In this example, the cell D3 contains {1,2,4,5}. By a miracle were any one of these the solution (and one must be) we can show that there is no 1 in F2, no really giving us a great deal of help with the rest of the puzzle. Although somewhat crowded when overlain, all four chains are relatively simple - just one ALS in the green chain.

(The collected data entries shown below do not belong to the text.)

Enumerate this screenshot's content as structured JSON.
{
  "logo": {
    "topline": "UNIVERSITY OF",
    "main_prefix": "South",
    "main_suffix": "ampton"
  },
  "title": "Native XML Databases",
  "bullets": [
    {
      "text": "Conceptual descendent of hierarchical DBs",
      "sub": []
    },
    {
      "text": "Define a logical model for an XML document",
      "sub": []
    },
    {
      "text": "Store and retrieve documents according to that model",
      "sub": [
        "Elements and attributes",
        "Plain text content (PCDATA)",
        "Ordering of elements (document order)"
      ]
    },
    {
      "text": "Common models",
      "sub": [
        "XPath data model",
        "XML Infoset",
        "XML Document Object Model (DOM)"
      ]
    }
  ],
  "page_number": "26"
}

If there is a 1 in D3 it follows that
+1[D3]-1[F2]
If there is a 2 in D3 it follows that
+2[D3]-2[D9]+2[A9]-2[A2]+1[A2]-1[F2]
If there is a 4 in D3 it follows that
+4[D3]-4[E1]+1[E1]-1[F2]
If there is a 5 in D3 it follows that
+5[D3]-5[E2]+1{E2|A2}-1[F2].

 Go back to Nishio Forcing Chains Continue to Unit Forcing Chains

## ... by: Glenn

Tuesday 11-Sep-2018
Cell forcing chains are a powerful algorithm. But all of the examples you show start from a bivalve cell. Sometimes in a puzzle there are not a lot of bivalve cells to choose from. But there is another way to start from any house which has only two of a single digits in it. As an example, lets suppose you have a row with a 7 in R2C3 and a 7 in R2c8. There are no other 7's in that row. You can mark one of the 7's as a plus red and the other a plus blue . Then you are off to the races. This works in any house.
Andrew Stuart writes:
Sounds like you are talking about Unit Forcing Chains - [Del]

## ... by: Anthony Louws

Friday 29-Dec-2017
All the examples above are type-2 Cell Forcing. Do you have examples of other types as well?

## ... by: rocannon

Tuesday 12-Apr-2011
At your first 'Triple Cell Forcing Chains' example,
9's chain is not necessary. If D1<>9 than {D1, D8}=3/5.